Kyneton Research Factsheet 1st Half 2018
The Kyneton property market recorded a median house price of $507,500 and $260,000 for vacant land in Q4 2017, representing an annual price change of 2.5% and 10.6% respectively. Over the same period of time house prices in the Shire of Macedon Ranges grew by 8.3% to $622,000 and land prices grew by 9.4% to $262,000. Kyneton* property prices are well below that of the Shire of Macedon Ranges, indicating it provides home owners and investors great entry price points with the benefit of positive growth.
The Kyneton property market for houses has demonstrated a healthy balance for both sellers and buyers. Average days to sell improving over the past 12 months and is currently sitting at 53 days in Q4 2017. Thus sellers are achieving sale of their properties quicker. At the same time, average vendor discounting for houses has widened from -2.3% to -3.4%. This suggests that there is more room for buyers to negotiate and that sellers are willing to accept offers lower than their first asking price. This indicates that now is the time for buyers to enter the property market.

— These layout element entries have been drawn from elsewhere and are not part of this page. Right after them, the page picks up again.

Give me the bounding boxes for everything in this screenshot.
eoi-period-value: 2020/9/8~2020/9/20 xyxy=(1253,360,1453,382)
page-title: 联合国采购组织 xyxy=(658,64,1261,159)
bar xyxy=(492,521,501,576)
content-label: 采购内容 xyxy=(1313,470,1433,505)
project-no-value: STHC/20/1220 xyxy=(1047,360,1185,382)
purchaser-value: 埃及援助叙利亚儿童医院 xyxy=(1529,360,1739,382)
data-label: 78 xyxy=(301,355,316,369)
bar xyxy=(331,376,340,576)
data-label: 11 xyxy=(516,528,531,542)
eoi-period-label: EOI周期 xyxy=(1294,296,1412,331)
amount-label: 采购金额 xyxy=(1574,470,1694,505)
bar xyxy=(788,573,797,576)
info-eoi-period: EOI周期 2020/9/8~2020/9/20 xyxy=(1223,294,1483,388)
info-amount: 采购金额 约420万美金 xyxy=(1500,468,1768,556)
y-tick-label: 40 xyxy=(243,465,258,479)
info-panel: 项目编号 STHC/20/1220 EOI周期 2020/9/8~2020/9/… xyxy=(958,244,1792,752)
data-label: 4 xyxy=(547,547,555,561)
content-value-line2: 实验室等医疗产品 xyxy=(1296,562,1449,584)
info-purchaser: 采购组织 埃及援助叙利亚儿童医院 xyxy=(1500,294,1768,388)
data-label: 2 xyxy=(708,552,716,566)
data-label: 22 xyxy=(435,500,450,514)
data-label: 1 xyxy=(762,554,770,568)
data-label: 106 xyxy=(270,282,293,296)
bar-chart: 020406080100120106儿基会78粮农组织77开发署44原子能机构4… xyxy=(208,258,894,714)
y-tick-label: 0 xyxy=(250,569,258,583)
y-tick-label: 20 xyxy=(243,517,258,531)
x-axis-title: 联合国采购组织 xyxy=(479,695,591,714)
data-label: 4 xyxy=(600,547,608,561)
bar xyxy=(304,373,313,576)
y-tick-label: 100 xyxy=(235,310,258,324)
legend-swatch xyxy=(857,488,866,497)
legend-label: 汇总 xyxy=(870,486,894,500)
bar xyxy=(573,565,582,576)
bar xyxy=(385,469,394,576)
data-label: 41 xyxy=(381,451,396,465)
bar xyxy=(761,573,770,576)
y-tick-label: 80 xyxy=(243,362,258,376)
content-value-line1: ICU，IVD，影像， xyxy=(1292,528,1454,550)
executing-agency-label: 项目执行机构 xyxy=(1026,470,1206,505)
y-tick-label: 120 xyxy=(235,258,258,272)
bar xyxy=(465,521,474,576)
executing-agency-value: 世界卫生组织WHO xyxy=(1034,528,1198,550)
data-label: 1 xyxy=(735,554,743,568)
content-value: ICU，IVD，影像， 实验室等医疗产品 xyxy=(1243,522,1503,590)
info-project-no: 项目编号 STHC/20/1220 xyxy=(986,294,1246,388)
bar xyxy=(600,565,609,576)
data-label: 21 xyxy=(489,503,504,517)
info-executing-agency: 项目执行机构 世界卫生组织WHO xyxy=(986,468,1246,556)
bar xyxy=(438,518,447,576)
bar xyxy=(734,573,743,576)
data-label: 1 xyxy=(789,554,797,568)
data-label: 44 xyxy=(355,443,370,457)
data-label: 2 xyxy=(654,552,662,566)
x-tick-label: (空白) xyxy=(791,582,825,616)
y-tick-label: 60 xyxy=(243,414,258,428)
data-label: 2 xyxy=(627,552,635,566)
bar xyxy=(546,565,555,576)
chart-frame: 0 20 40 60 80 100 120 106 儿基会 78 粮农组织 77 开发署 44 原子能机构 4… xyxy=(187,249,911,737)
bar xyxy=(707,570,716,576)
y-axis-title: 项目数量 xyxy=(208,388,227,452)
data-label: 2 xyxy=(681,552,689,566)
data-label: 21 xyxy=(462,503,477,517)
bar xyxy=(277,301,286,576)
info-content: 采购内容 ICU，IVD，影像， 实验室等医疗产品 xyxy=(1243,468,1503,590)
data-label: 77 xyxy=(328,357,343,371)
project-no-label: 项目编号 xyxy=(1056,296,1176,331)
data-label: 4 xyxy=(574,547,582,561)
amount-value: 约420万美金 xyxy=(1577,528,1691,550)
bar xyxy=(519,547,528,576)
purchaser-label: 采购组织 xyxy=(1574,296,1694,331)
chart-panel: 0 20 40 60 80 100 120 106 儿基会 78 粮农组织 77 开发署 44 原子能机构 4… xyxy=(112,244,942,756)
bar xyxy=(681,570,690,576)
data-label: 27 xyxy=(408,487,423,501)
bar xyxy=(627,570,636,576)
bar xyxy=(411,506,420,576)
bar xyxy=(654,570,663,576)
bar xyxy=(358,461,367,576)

Astute investors are benefiting from 3.9% (house) and 5.8% (unit) rental yields, which are higher than that of Melbourne’s rental yields at 2.7% and 3.8%, respectively. Median rents for both houses and units in Kyneton improved over the past 12 months to Q4 2017, currently at $400 per week and $345 per week respectively.Kyneton’s future developments has strengthened, with approximately $24.2M worth of new development projects earmarked to start in the 1st half of 2018. The majority is accounted for by commercial projects (62.3%), estimated at $16.5M. Spill-over effects of overall economic growth and increased job opportunities are bound to boost the property market. Residential developments, at approximately $5.1M (21.3%) will add 14 townhomes and 38 lots to cater for forecasted population in the coming years.